By Sabreen Ahmed
Acclaimed poet Amlanjyoti Goswami’s second volume of poems Vital Signs is a poetic symphony about body, the implications of age and the metabolism of the body’s chemistry to the changing world and circumstances. It is about how our mind’s response to the milieu around can bring us closer to epiphany. The vital signs of mind, memory and heart corrrespond to the changing stimulus of time when the poet says :
“In time. All in good time.
The poet will find the words to live.” (Vital Signs p.13)
The collection begins with a poem that signals the signs of homelessness around the Dighalipukhuri area, a lake in the heart of Guwahati city, where abandoned lives at times seek shelter in the footpaths around its bank. His father’s presence, the timelessness of the beauty of the flowers grown by his father, is a constant motif in the poems which resounded with the influence of his ideas as expressed in the poems “Tropical Vocabulary”, “My Father’s Petunia’s” and “At the end of day”. Food is an essential component of his poetry: from Assamese cuisine of fishes cooked by his mother and grandmother to Mid-Asian Eid delicalicies, culinary delight reverberates with the joy of living, in weaving memories amidst varied cultures in a cosmopolitan world. Metamorphoses of the self is envissioned by the poet at multiple levels of mundane reality, be it the music of Mozart amidst the clincking of breakfast cutlery or the imagined utopian land Shangri la behind a bus stop in the poem “Shangri La”. There is a sad rememberance of the despair of World Wars in the poem “To An Irish Airmen who didnt die”. There is an allusion to Irish civil war in this poem. The Irish soldier in the poem remained all his life in the Jaintia Hills near Shillong in Meghalaya after being strangled at war and never returned to the idyllic political space, Ireland, that celebrated modernist poet W.B. Yeats aspired through his poetry.

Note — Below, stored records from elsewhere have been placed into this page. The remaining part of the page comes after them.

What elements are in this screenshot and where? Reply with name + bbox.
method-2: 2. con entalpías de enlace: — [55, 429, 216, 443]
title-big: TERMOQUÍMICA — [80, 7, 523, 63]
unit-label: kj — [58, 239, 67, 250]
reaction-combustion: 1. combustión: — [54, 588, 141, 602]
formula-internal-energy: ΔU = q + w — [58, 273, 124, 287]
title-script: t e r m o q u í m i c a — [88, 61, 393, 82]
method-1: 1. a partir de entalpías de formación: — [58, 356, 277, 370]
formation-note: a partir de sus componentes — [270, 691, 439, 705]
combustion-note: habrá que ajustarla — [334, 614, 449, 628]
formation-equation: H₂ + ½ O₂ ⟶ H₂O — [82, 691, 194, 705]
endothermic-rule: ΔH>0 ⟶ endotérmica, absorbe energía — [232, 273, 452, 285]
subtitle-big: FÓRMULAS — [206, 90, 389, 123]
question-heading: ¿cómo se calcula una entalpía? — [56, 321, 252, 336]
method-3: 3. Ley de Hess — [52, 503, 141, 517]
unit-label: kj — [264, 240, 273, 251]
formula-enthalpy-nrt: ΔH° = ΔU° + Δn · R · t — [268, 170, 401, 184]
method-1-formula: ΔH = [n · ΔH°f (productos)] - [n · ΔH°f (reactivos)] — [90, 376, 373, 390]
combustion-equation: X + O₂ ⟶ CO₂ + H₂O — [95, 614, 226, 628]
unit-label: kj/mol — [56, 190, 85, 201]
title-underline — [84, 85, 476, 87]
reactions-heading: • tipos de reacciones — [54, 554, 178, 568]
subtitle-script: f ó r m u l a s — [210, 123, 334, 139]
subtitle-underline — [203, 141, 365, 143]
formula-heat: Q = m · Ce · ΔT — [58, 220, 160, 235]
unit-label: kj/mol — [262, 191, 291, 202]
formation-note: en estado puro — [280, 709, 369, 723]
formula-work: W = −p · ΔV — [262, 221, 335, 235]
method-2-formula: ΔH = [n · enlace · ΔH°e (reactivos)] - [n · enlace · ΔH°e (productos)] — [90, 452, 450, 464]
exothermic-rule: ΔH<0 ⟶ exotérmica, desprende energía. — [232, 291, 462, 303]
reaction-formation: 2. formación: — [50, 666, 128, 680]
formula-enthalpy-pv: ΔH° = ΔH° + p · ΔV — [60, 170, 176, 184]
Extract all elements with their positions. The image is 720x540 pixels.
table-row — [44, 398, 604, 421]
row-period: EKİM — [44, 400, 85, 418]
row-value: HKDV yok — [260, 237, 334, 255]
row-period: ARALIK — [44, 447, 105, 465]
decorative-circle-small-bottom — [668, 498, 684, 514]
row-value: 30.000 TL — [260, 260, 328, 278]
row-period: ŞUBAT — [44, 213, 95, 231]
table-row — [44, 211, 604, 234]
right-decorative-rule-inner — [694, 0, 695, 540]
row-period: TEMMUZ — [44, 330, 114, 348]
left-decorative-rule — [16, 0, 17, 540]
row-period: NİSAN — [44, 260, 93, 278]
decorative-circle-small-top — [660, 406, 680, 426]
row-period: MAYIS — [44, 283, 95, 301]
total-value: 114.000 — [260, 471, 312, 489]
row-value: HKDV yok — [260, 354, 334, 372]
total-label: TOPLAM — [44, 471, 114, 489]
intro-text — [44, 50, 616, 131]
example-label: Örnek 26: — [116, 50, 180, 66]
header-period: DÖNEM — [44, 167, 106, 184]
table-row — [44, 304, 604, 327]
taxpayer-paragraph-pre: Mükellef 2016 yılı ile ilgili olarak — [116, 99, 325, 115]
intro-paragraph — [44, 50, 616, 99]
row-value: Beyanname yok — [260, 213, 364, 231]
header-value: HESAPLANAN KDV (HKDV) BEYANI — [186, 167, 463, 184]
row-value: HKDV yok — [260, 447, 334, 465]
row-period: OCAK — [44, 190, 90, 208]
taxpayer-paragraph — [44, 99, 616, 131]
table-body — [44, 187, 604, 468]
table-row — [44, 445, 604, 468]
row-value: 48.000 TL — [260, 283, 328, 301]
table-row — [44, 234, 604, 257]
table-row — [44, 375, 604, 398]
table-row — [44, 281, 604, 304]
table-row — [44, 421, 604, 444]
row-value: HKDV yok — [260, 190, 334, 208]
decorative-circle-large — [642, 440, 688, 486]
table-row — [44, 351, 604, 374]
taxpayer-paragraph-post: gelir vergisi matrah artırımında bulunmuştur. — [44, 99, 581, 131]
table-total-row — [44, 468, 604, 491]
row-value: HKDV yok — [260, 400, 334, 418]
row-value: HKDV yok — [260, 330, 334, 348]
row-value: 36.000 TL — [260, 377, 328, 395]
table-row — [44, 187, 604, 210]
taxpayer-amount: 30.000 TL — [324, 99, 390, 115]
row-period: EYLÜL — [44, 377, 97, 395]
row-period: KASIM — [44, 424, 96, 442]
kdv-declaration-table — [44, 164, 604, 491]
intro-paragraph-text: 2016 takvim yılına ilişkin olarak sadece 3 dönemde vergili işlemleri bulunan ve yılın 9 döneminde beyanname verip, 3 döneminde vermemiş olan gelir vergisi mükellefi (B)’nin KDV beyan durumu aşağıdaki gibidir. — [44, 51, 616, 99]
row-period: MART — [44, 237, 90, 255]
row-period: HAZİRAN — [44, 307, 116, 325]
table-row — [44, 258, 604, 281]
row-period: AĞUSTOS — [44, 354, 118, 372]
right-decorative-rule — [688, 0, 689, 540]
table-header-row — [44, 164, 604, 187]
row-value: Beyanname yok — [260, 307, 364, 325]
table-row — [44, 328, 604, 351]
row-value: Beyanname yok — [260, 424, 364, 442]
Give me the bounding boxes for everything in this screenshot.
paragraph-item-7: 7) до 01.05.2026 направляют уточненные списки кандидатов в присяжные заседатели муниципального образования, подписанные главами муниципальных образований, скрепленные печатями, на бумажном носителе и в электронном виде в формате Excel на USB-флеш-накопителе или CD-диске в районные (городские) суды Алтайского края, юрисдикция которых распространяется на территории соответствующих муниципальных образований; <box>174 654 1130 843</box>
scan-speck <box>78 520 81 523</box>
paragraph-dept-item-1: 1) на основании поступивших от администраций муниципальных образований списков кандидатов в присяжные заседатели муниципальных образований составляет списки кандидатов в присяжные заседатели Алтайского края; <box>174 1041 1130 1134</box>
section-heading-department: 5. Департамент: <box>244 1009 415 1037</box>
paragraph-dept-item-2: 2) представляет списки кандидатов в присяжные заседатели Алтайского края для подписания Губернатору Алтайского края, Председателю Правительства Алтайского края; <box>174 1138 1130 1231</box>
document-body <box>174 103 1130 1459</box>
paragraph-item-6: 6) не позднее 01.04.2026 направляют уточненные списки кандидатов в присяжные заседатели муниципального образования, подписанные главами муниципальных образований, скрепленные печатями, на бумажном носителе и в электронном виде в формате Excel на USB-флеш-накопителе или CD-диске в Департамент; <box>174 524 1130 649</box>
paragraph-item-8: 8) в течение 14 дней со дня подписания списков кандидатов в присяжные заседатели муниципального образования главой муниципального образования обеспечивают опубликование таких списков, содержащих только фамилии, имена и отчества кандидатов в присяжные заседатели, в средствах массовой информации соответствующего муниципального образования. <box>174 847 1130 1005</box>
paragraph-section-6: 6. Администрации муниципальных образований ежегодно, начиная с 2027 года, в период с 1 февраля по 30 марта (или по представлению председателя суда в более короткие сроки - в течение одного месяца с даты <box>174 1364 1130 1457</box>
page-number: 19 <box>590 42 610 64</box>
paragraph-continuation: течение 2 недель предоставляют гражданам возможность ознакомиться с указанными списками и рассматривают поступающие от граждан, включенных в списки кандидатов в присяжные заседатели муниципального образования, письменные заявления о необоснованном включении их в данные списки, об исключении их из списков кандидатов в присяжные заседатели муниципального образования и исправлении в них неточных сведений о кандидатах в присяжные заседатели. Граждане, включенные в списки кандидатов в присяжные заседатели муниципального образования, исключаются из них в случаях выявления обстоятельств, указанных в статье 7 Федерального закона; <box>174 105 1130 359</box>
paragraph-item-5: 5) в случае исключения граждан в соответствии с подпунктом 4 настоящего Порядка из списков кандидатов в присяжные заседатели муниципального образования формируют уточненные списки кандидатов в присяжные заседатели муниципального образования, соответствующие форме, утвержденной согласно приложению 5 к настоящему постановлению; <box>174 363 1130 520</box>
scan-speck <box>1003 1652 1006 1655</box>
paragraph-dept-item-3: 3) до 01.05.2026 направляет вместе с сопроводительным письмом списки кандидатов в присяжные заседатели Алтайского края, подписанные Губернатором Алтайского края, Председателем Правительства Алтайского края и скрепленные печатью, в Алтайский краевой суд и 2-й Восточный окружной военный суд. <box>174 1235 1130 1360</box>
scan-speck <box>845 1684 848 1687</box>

The second section begins with the poem “Diary” which is a measured record of his wearied perfection. Religion and myth have a festive if not a didactic presence in his poetry in poems like “Durga Puja”, “Janmasthami”, “Drona’s Wages”, etc. Many of the poems are personal anecdotes on people or poets that influence him like Leonard Cohen, Derek Mahon, Maglesh Dabral or Hemant Divate. As the poem “That Other Book” suggests:
“Inside-poems who talked, poems who sang,
Poems who cried and laughed with you,
A poem for every meaning,
Who existed because they did.” (Vital Signs p. 115)
Despite being overtly personal, the universal nature of the poems cannot be missed out. As for instance, the poem “Difference” dwells with the idea of race nestled in the freezing moment of silence that subsumed the universal sadness of loss. In the poem “Little People” he talks about a group of folk performers in a village near Tangla in Udalguri district of Assam. The term “little” is nuanced as it refers both to the size of the people in height and the limited dimension of their occupation unknown to the wider world:
“They are dramatists, artists, performers in a way
Shakespeare would be proud.
Performing their life’s drama on stage, at home and elsewhere.” ( Vital Signs p. 100)
The last poem in the collection “Bookmark” is a testimony to an ageing reader and poet who loses oneself in the printed words:
“My eyes are inside the page
And I no longer worry
If I could be a different story.” (Vital Signs p. 118)
There is no exhibition of any strong passionate appeal through memory or metaphor, yet Amlanjyoti Goswami’s words of poetic precision bask in the romance of the creative commomplace. Inspite of the marked sense of stoicism in the poems, they have a wrap up feeling of contentment with a meditative gaze and philosophical surmise over the everyday realities of existence. This often transports the poetic self to a mythic dimension of consciousness. His poetry mystically reverberates with the mundane music of life. The collection, published by renowned Mumbai-based publication house Poetrywala in April, 2022, is a promising read. The everyday wonderland concocted through a maze of measured words is the crux of Goswami’s poetic vision of peaceful contentment in concordance with the acceptance of the vital signs of living.
Bio:
Dr. Sabreen Ahmed has received her PhD from Jawaharlal Nehru University, New Delhi. Currently she teaches in the Dept of English, Nowgong College (Autonomous), Nagaon, Assam as an Assistant Professor. Her recent edited book is entitled Interface: Language, Ecology and Gender in North East India (2021). She has published an anthology of poems, Soliloquies, and also writes short stories, articles and book reviews for several webzines.